George Pembroke, Viscount Sedgewick, lost his beloved wife two years ago in childbirth. Heartbroken, his only consolation is his daughter; he neglects the small son born at his wife's death. After spending his mourning period drinking, gambling, and whoring George is finally ready to take up the responsibilities of fatherhood again.
Sally Spenser is the spinster daughter of a deceased vicar. Her brother's attempts to marry her off to a disgusting old man have led her to consider becoming a governess. Plain, poor, and only faintly connected to a noble house, Sally has few other options and is staying with her oldest friend Glee while she tries to decide what to do with her life. Glee is George's sister, so Sally has known (and been in love with) the handsome George most of her life. After the death of George's wife (who Sally was secretly jealous of), Sally has made an effort to reach out to George's motherless children.
Because George's children love Sally, Glee suggests that he hire Sally as his governess. Realizing that won't work because he's a single man and she's still a young woman, George instead proposes a marriage of convenience to Sally. It's really an interesting arrangement, because while George likes Sally he can't imagine being attracted to her and the two of them also have a tendency to argue as Sally isn't afraid to criticize George for his behavior toward his children.

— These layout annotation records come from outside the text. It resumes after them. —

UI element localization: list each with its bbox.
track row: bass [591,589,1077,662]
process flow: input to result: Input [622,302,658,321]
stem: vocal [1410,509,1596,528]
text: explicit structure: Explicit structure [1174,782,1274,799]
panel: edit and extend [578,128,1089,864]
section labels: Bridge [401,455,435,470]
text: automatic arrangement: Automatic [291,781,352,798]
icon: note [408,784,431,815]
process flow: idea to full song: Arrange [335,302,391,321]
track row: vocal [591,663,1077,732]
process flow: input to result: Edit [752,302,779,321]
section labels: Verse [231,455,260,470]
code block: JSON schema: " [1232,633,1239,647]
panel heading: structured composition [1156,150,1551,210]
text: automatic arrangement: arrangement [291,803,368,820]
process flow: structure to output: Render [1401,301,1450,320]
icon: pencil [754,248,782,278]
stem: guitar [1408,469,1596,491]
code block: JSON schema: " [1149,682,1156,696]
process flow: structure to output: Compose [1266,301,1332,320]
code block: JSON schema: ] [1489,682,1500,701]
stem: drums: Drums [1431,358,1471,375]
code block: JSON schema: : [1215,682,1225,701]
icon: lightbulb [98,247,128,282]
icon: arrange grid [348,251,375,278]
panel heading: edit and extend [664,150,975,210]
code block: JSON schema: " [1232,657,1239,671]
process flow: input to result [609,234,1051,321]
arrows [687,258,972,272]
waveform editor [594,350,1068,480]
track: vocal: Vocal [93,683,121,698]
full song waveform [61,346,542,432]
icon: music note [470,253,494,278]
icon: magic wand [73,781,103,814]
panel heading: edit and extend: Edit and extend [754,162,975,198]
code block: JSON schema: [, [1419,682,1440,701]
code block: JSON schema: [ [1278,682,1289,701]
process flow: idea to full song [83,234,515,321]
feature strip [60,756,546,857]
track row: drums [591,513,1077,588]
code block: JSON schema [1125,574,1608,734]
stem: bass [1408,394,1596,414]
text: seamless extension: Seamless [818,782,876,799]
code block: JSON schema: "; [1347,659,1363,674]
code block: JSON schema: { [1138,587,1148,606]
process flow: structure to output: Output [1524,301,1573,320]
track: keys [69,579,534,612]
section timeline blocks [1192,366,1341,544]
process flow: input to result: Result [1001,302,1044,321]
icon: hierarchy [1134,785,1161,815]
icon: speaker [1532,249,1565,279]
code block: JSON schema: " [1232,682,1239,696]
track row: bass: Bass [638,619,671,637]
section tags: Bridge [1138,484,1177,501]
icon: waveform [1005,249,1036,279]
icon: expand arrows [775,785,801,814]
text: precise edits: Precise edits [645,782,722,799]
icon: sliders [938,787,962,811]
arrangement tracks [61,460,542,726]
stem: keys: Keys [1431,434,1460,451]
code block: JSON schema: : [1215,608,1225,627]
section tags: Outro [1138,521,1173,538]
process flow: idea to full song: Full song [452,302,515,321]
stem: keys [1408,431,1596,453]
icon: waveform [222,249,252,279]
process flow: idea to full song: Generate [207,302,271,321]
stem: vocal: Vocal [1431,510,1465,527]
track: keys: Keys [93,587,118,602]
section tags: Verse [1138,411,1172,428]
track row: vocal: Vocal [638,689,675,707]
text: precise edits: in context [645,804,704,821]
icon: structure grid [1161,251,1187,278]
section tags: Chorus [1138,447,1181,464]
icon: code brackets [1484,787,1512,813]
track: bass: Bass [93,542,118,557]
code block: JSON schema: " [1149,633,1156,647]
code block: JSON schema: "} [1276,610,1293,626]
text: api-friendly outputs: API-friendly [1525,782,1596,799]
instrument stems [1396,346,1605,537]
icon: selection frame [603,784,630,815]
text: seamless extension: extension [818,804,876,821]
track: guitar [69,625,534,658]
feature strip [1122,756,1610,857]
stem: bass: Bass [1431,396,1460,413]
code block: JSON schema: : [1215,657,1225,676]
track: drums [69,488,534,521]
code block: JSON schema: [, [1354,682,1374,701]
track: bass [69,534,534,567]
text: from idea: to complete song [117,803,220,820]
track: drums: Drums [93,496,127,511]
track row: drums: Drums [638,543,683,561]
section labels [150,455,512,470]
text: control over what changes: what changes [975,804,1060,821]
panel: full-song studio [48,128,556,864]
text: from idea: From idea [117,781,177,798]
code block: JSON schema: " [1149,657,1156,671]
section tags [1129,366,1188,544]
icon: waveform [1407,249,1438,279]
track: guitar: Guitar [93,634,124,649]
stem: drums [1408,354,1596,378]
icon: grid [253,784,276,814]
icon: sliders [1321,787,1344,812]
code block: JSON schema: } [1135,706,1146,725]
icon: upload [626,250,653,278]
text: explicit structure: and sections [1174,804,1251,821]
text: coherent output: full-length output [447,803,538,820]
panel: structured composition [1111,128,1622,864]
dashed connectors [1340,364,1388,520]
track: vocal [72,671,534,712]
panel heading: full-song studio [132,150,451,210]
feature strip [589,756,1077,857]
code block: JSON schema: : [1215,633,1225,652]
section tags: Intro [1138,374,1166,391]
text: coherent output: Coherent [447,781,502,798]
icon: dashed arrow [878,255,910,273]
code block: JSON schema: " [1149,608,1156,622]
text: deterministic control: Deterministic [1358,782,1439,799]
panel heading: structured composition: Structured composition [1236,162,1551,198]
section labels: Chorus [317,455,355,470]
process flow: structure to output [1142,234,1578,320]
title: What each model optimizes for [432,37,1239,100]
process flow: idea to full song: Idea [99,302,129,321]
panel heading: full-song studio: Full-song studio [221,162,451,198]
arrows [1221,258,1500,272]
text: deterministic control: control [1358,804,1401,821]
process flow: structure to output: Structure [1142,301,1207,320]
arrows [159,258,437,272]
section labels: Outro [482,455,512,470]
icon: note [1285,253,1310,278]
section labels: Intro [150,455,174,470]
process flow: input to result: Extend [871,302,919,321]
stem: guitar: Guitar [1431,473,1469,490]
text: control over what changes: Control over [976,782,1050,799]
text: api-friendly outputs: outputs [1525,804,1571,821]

I admire the way the author sets up their marriage, it really feels like a marriage of convenience and not just a plot device.
George is a difficult hero to take. While he is fairly real and flawed, the fact that he has held a grudge against his baby son is difficult to swallow. Not that he's been overtly cruel, he's mostly just neglected him, but then again, that's a terrible thing to do. My feelings for George are mixed. I'm sympathetic about his wife's death and enjoy the way he falls for Sally, I just wish he had treated his son a little better. The neglect could have existed without being quite so extreme.

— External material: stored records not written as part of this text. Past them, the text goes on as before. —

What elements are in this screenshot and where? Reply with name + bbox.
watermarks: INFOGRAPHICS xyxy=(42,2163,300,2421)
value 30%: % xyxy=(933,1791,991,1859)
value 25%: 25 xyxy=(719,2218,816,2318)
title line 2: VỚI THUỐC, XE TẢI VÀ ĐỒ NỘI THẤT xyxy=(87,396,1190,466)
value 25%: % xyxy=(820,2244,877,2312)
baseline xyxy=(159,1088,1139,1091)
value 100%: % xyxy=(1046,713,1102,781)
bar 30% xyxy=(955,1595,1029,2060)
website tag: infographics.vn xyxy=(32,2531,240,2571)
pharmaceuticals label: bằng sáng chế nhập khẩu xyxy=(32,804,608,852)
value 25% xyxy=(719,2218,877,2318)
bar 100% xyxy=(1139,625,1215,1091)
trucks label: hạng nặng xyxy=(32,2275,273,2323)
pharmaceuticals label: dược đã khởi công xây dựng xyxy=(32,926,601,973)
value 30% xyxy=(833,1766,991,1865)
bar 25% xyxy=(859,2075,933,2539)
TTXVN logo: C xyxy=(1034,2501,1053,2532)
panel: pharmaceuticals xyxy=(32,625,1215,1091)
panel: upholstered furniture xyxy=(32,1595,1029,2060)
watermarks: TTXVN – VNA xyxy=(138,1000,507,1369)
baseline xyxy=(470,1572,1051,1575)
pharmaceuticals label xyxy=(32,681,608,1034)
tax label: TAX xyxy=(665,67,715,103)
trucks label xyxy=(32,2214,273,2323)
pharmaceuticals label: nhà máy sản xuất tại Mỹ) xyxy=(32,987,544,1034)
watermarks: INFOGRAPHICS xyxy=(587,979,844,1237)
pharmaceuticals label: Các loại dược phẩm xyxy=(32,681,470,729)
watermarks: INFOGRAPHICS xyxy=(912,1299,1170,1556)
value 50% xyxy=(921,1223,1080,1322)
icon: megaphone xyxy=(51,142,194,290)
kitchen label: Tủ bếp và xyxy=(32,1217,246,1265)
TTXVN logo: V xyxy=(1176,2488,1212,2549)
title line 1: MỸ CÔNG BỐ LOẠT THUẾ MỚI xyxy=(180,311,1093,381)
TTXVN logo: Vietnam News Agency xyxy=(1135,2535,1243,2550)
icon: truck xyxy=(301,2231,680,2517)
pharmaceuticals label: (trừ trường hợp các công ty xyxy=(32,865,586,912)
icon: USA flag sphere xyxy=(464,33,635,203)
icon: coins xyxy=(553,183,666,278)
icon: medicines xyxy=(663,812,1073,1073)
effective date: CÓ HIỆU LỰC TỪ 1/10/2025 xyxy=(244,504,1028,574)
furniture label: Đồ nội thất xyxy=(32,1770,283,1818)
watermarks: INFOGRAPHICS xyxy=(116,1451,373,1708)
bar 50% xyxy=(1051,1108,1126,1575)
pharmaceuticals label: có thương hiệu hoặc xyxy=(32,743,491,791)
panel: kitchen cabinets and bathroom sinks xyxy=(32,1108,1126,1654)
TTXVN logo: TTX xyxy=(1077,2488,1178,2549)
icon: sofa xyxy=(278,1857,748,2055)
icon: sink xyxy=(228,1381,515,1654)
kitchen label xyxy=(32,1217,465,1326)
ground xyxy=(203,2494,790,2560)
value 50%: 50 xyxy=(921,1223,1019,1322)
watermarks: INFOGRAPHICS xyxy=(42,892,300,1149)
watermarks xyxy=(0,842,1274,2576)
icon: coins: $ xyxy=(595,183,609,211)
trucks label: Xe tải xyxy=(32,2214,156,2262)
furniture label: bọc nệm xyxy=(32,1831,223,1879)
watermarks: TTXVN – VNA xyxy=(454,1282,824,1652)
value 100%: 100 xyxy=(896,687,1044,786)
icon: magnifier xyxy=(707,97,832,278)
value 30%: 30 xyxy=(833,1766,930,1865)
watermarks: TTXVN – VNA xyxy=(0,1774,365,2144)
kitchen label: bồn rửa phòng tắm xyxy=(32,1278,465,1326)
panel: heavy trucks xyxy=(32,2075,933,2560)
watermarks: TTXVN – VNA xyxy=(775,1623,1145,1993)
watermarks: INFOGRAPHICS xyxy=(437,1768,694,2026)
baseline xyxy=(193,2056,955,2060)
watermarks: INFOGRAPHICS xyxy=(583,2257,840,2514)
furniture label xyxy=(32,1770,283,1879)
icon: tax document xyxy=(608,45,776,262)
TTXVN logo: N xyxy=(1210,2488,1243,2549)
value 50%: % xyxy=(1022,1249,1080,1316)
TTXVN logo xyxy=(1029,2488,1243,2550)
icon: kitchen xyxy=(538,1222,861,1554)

I like Sally. She's tough emotionally, but still vulnerable. I love her interaction with his kids. There's never a time when she comes across as too "goody-goody" or "heart-of-gold", she's real, but she's nice, and I like that. Again, I appreciate that she isn't magically made an heiress or discovers that she's a beauty in the right clothes or anything. She simply is who she is and manages to get her guy anyway.
I liked "An Improper Proposal". It's one of those stories that could turn into a self-pitying disaster--or turn out to be a case of ugly duckling turns beautiful swan, but it doesn't. There's also the factor of the first wife; George really was deeply in love with his first wife, she isn't found out to be an evil slut post-mortem or anything, she was a nice woman he truly adored. The author doesn't take any of the dangerous routes with this story, but instead creates a sweet and satisfying romance where the heroine really is plain and poor and has been truly overlooked, and where the hero honestly loved his first wife and thought he'd never love again. I enjoy stories like these where the author doesn't cop out with melodrama or drastic make-overs. There were many great things about it, but there were problems too.
I had trouble with the author's style of writing. Her prose is simple, not necessarily a bad thing, but she seemed to have trouble portraying the grittier side of a tale like this. The prose and the characterization were a bit shallow, which detracted from what this story could have been. I've read some truly poorly written books, and I don't want to say that the author comes anywhere near being a bad writer. I guess essentially my problem is that her style didn't quite match her story. This is probably more an issue of taste.
The only other problem that sticks out in my mind was with her knowledge of English titles. Despite some usage by modern royalty and some variations found with medieval nobility, except in the case where a noble family's surname happens to be the same as their title, a peer and their family would not use their title in place of their surname. If Sally is George's wife, she would be Sally Pembroke, Viscountess Sedgewick--formally addressed as Lady Sedgewick, her name is Sally Pembroke, not Sally Sedgewick. Along the same lines, George Pembroke, Viscount Sedgewick is only addressed as Lord Sedgewick or George Pembroke--he is not called Lord George Pembroke or Lord George Sedgewick. The use of the courtesy title of "Lord" before a first name is reserved for the younger sons of Marquesses and Dukes (occasionally for the eldest son if no other titles are possessed by the line, but that's rare).
In the end, I give "An Improper Proposal" three stars. It is readable--in fact for me it was a page turner--with a great story told the right way. Apart from the hard to like hero and some inaccuracies, my problems were mainly with the depth of the characterization and the writer's style being a bit lighter than the story she was trying to tell. I think I'd recommend this book to fans of this type of story, or to anyone who's read as many lousy books lately as I have, because despite my somewhat lukewarm review, this book was a welcome and enjoyable read. I will most likely read Ms. Bolen again.